Have you ever stopped to think about how yesterday and tomorrow are connected?
There are 7 billion people on this planet. Out of all of them, you are the one person best suited to determine what happens to you tomorrow. No one else is as interested in your future, no one else is as invested in the outcome as you are, and no one else is in the unique position to change your circumstances.
If you don’t take action, who will?
You stand where you do today because of the decisions you made yesterday. Where are you going to go to school, live, and work? Whom will you marry, be friends with, and look up to? What will you do with your free time? What will you wear today? What will you have for lunch?

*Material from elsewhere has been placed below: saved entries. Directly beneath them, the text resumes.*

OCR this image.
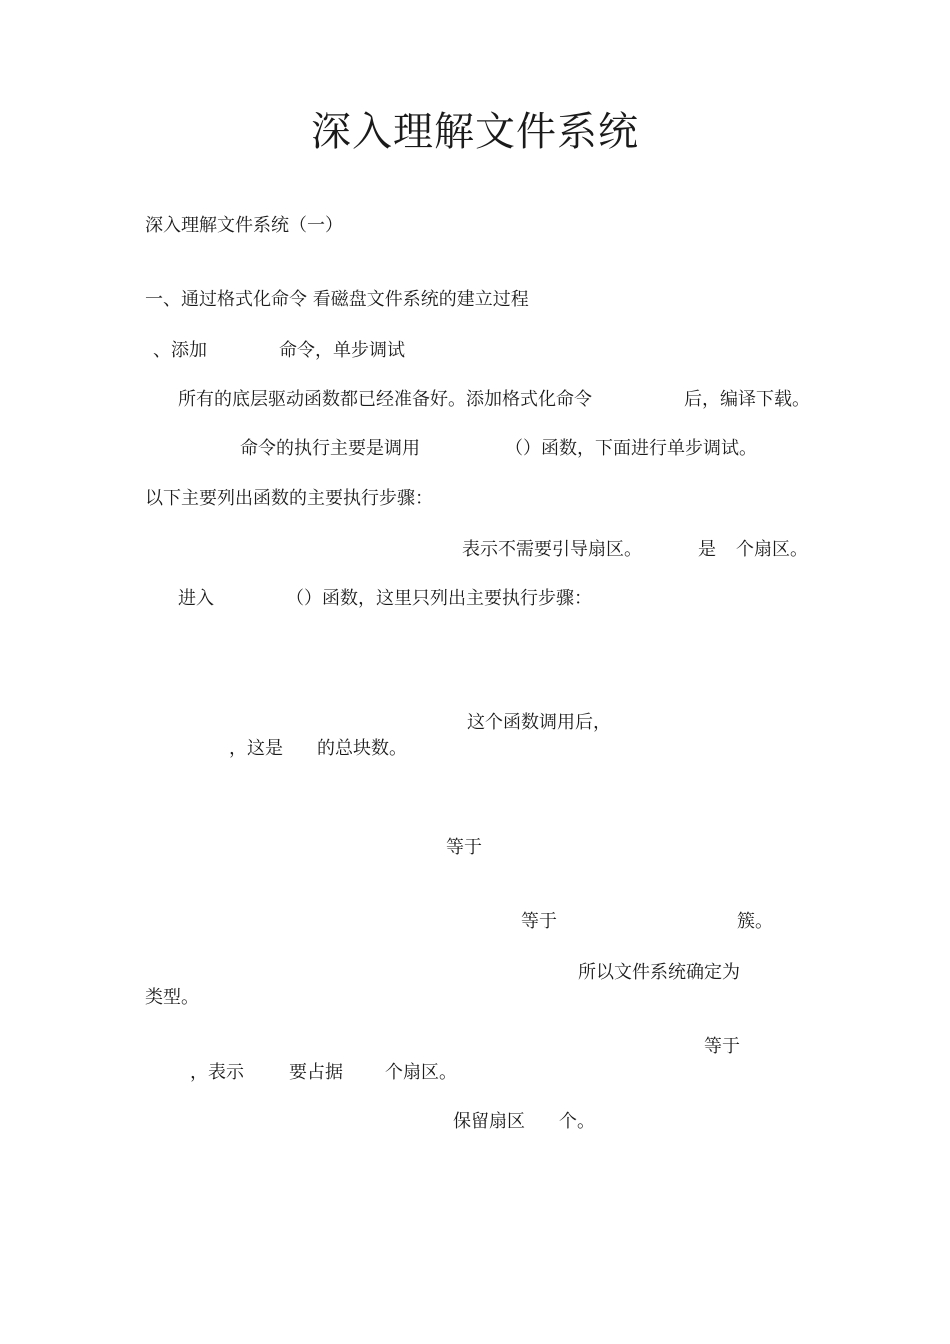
深入理解文件系统
深入理解文件系统（一）
一、通过格式化命令 看磁盘文件系统的建立过程
、添加	命令，单步调试
所有的底层驱动函数都已经准备好。添加格式化命令	后，编译下载。
命令的执行主要是调用	（）函数，下面进行单步调试。
以下主要列出函数的主要执行步骤：
表示不需要引导扇区。	是 个扇区。
进入	（）函数，这里只列出主要执行步骤：
这个函数调用后，
，这是 的总块数。
等于
等于	簇。
所以文件系统确定为
类型。
等于
，表示	要占据 个扇区。
保留扇区 个。
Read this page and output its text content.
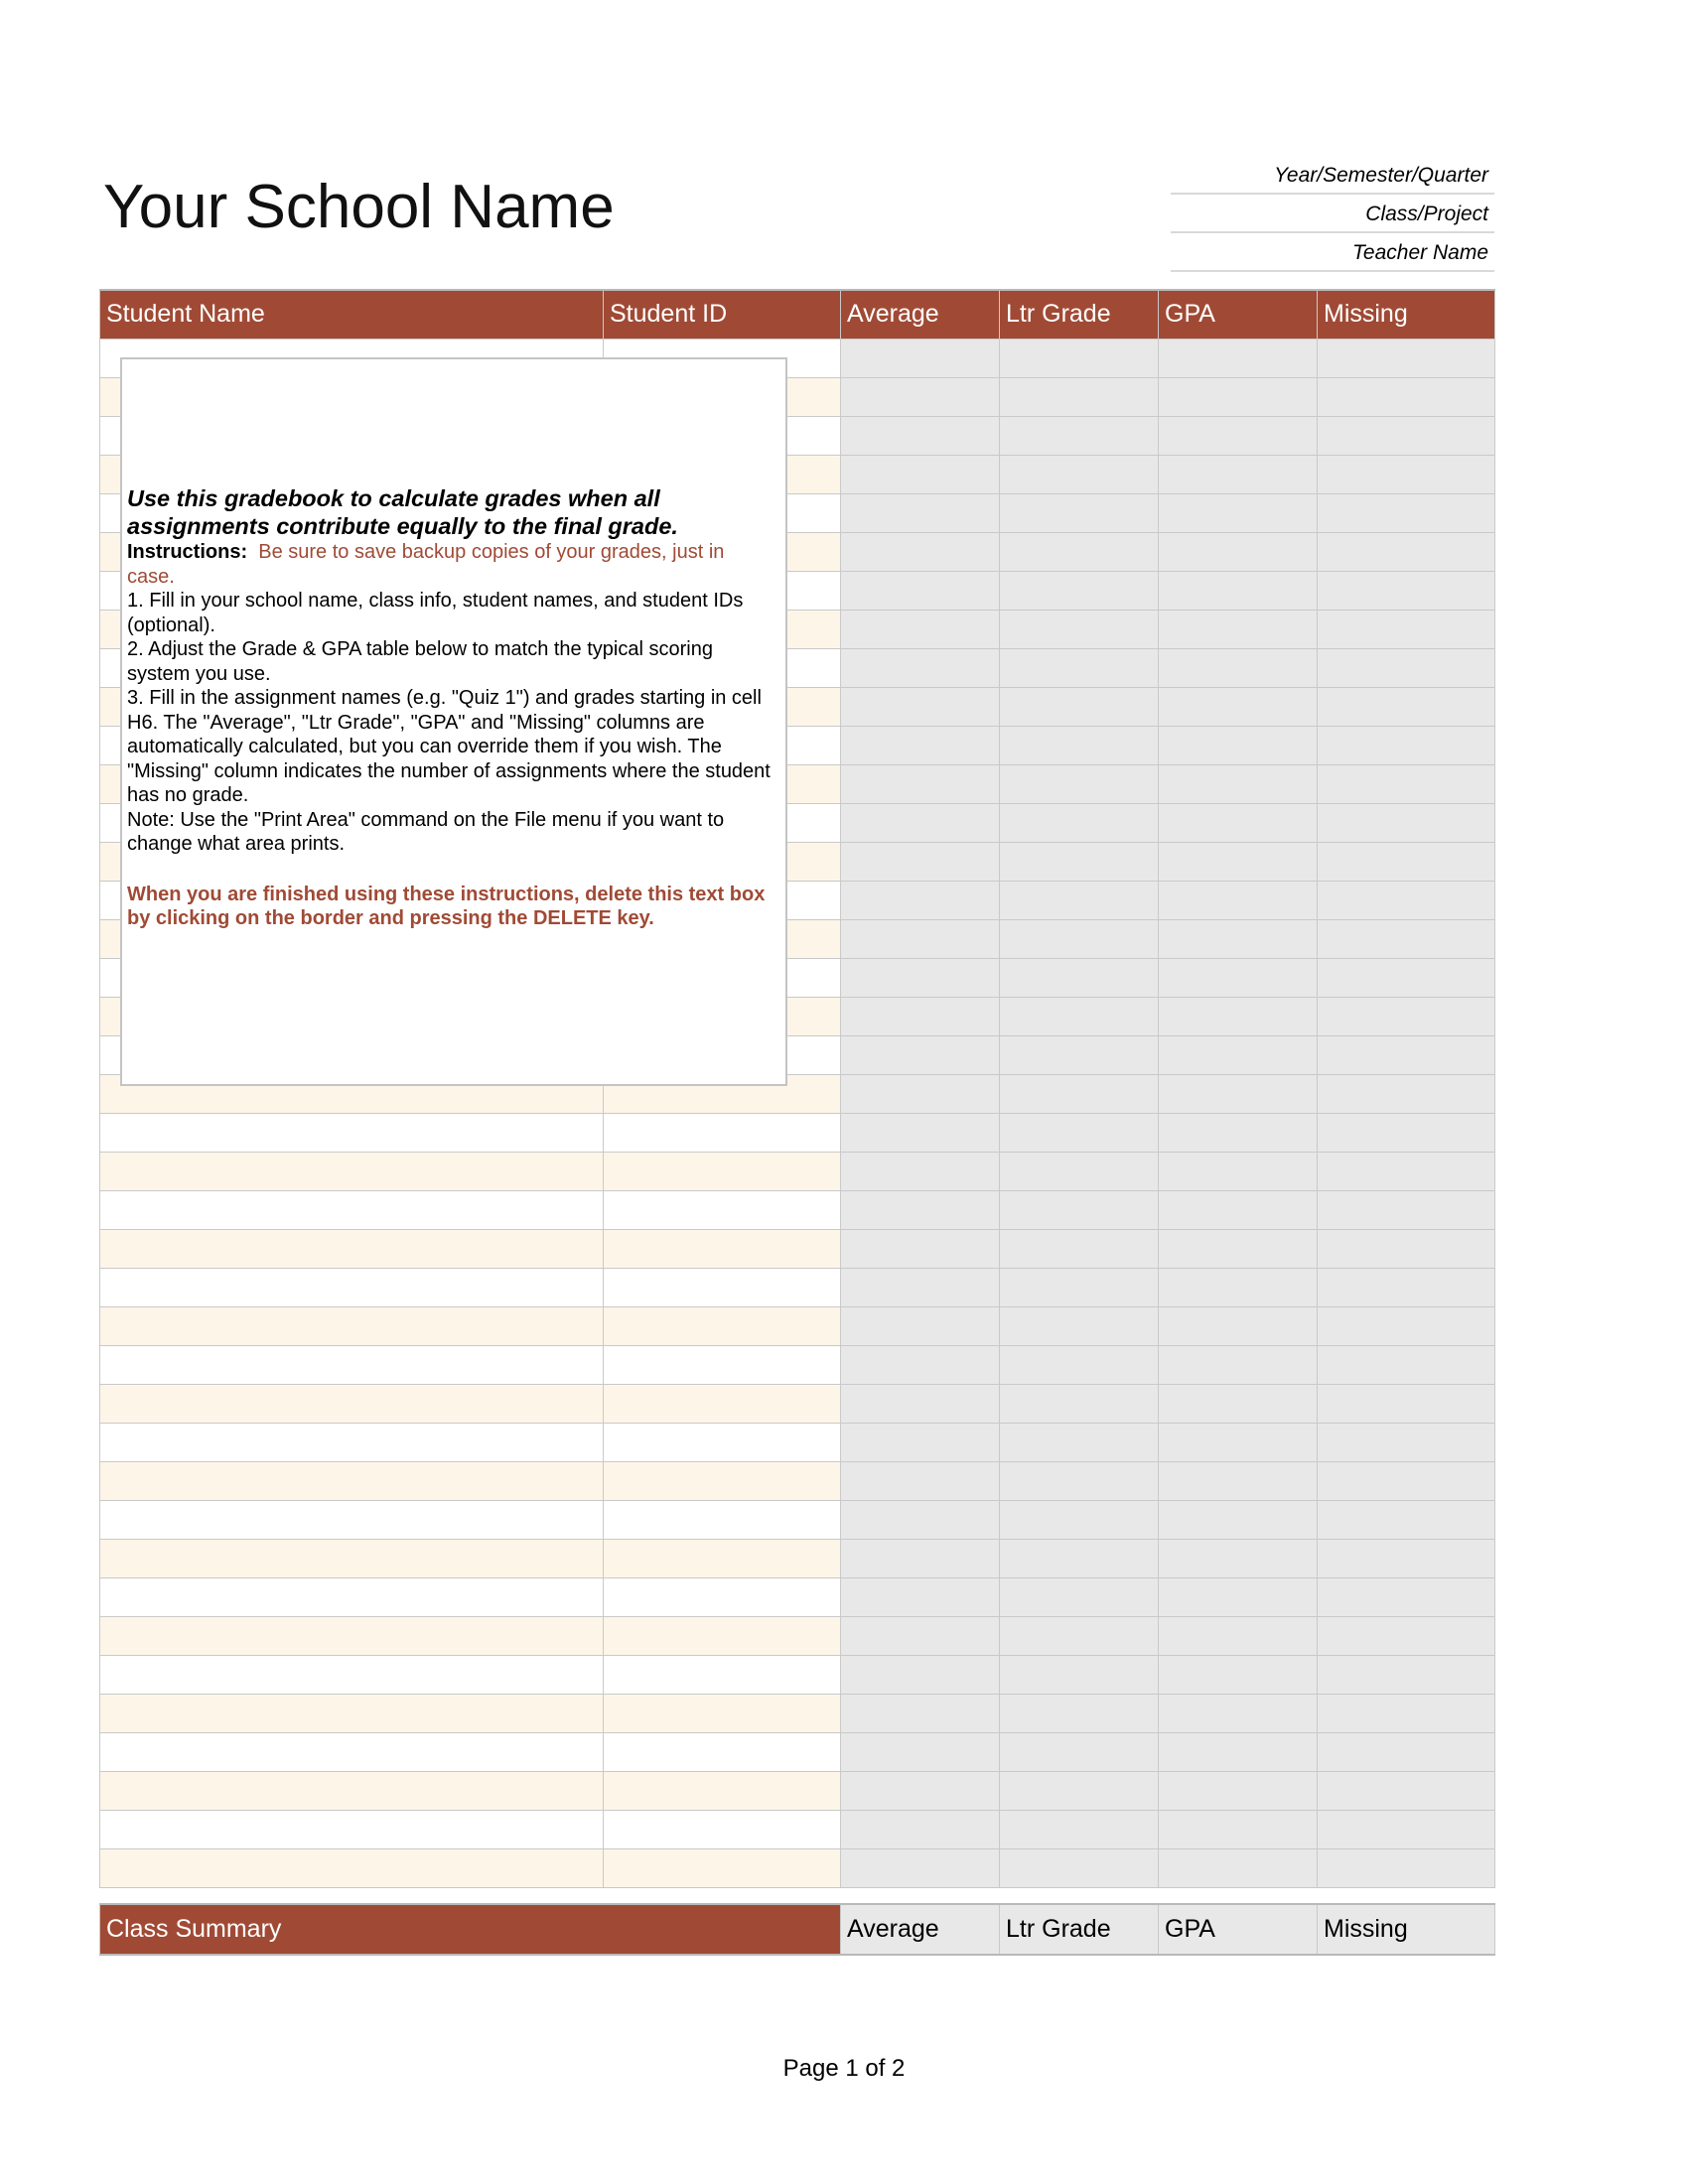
Your School Name	Year/Semester/Quarter
Class/Project
Teacher Name
Student Name	Student ID	Average	Ltr Grade	GPA	Missing

Class Summary	Average	Ltr Grade	GPA	Missing
Use this gradebook to calculate grades when all assignments contribute equally to the final grade.
Instructions: Be sure to save backup copies of your grades, just in case.
1. Fill in your school name, class info, student names, and student IDs (optional).
2. Adjust the Grade & GPA table below to match the typical scoring system you use.
3. Fill in the assignment names (e.g. "Quiz 1") and grades starting in cell H6. The "Average", "Ltr Grade", "GPA" and "Missing" columns are automatically calculated, but you can override them if you wish. The "Missing" column indicates the number of assignments where the student has no grade.
Note: Use the "Print Area" command on the File menu if you want to change what area prints.
When you are finished using these instructions, delete this text box by clicking on the border and pressing the DELETE key.
Page 1 of 2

These decisions add up. If we don’t like them, we can make another. But we’re the ones who get to make them.
Until we own our past, we can’t direct our future.
We have to accept responsibility for our actions. The choices we have made are what lead us to where we are now. If we believe we got ourselves into this mess, then we can also get ourselves out of it.
Anytime we think the problem is “out there,” that thought is the problem.
Stephen R. Covey
Have you ever been around someone who blames everybody but themselves for everything wrong in their life? They’re late because traffic was heavy. They don’t get paid enough. The government is doing too much/not enough.
How much fun was it to listen to them go on and on about how other people were making their life miserable?
If you’re going to blame everybody else for your state in life, then you’ve ceded all control over your destiny. Nothing you can do will make any difference.
Our lives are interdependent, so no decision is made in a vacuum. Our choices affect others and their choices affect us, sometimes in terrible, tragic ways. There’s no denying that. We get to share in the consequences of others’ actions.
We cannot change the cards we are dealt, just how we play the hand.
Randy Pausch
In 7 Habits, Stephen Covey teaches that we’re free to choose our actions, but we’re not free to choose the consequences of those actions.
Let that sink in. Actions have consequences. They’re inescapable. When we take an action, we are accepting the consequential results. Sooner or later, we will get what’s coming to us.
We tend to think of a consequence as something negative. I’m guilty of passing that connotation on to my kids. A consequence is the logical result of an action. Nothing more. Some are good, some could be better.
Positive consequences are just as inescapable as negative consequences. This is one of the bedrock ideas behind personal growth and productivity: we can get the results we want by taking the actions that produce those results.
It’s not random, but we might not always have a clear understanding of what’s going on. It’s simple, but not easy.
It’s why we are where we are today. It’s how we’ll get to where we want to be tomorrow.
Accept that you’re living the consequences of your past actions. Then picture where you want to be this time next year. Or this time tomorrow. Or in 50 years.
Once you have the future you want to build in mind, start taking the actions that will take you there.